Grincement des gencives, argh. Qu'est-ce qu'elle déteste ce prénom. Y a que sa sœur qui l'appelle encore comme ça, même si elle lui a précisé mille fois qu'elle préférait son diminutif. Qu'elle aurait déjà changé de prénom finalement si ça lui aurait pas fait autant de mal. Parce qu'elle y tient Myriam à cet héritage familial, même s'il lui a tout pris. Elle y croit à leur famille, à l'unité, même si elle en parle jamais. Anna retrouve le visage poupon de sa sœur et ses cheveux si sombres par rapport aux siens, elle l'avait presque oublié. On lui a toujours dit qu'elle ressemblait à leur mère et Myriam à leur père, elles ne veulent ressembler à aucun des deux.

- Salut.

Quelques mètres entre elles, comme ceux qu'ils y avaient entre Odile et elle ce dernier jour à Genève. Comme un mur invisible qui les sépare, un gouffre rempli de non-dits, de choses qu'on aimerait s'avouer sans trop oser, de peurs. Elle l'aime sa sœur, elle lui a simplement jamais dit. Y a trop de choses sombres dans leurs souvenirs, trop d'éléments incompris.
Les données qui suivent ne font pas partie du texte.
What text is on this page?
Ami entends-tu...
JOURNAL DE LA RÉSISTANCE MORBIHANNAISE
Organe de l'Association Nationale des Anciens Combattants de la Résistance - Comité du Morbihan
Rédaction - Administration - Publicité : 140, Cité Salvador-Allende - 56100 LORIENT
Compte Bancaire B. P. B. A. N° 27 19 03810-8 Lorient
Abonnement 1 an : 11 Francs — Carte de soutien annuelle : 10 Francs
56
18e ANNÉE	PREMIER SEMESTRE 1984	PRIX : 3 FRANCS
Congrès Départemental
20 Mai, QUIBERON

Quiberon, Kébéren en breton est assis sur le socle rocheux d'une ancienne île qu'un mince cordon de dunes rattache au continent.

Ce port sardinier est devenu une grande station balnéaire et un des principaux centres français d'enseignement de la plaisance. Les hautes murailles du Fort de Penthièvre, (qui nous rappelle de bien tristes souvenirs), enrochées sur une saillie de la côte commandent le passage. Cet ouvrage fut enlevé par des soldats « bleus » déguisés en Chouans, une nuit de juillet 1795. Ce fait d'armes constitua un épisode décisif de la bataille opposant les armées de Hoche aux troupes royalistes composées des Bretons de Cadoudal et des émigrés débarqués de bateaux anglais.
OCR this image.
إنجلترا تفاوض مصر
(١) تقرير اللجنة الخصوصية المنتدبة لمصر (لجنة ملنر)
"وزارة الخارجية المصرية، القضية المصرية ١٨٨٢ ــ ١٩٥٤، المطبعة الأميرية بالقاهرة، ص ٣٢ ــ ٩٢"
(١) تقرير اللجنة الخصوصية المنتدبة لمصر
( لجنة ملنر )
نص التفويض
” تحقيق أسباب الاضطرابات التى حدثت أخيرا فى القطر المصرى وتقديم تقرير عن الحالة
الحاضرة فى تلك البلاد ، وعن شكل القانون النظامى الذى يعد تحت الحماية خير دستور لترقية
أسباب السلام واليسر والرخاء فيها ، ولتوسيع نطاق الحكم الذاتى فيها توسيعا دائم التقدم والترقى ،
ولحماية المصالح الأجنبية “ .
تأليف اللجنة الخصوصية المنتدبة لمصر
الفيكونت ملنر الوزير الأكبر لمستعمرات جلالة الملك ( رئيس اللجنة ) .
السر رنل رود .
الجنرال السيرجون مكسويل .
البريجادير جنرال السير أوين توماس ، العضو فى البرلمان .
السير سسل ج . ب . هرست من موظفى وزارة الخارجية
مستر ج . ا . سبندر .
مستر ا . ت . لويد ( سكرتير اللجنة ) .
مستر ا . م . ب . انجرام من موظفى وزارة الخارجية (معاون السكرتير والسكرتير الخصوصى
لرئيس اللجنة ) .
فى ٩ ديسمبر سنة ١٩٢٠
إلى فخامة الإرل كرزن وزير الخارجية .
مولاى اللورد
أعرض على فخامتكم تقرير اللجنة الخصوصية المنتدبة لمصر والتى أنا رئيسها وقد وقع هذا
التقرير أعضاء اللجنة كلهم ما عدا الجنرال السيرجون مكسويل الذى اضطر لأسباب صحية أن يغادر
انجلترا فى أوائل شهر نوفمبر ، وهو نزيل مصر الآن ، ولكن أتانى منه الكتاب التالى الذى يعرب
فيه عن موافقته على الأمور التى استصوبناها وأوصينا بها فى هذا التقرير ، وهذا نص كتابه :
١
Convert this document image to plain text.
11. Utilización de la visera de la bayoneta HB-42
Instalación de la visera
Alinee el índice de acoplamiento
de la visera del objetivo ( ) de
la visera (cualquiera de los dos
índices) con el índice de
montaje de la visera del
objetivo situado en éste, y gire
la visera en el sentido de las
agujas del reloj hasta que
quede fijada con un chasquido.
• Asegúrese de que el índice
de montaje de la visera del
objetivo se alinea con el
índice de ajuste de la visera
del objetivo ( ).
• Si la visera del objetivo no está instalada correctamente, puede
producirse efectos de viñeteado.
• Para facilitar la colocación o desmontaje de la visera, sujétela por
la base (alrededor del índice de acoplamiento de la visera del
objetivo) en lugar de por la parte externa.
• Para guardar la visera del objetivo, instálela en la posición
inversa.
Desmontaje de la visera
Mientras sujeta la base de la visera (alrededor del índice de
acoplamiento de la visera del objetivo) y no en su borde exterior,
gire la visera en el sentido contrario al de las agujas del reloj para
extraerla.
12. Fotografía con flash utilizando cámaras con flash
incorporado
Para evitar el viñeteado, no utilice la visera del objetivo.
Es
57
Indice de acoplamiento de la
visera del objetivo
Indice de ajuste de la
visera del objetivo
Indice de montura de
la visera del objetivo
- Faut qu'on parle. Ça fait des années qu'il faut qu'on parle et je pense qu'il est temps. Tu veux bien t'asseoir ?

 Ça doit être la première fois qu'elle prend les devants, d'habitude c'est toujours Myriam qui ordonne et elle qui lève les yeux au ciel. Mais elle a fait tout ce chemin pour ça, elle a eu le temps de réfléchir et ne veut plus perdre une seconde. Elles ont déjà trop hésité, elles ont déjà trop menti. Et c'est peut-être pour ça que la brune acquiesce doucement et sans faire d'histoire, pose ses fesses sur le banc et laisse Anna la rejoindre. Ça a presque des airs de scènes religieuses, on dirait qu'elle s'apprête à se confesser et Anna à pardonner à la place d'un seigneur qu'elle n'entend et ne voit jamais. Elle avait préparé tout un discours dans le train, elle vient de l'oublier.

- L'affaire pour laquelle j'ai disparu aussi longtemps, je crois que maman est impliquée. Et je crois que je l'ai croisé récemment, aussi. Il y a des choses qui me sont revenues mais je n'arrive plus à savoir lesquelles. Et j'en ai assez Myriam, je suis tellement fatiguée.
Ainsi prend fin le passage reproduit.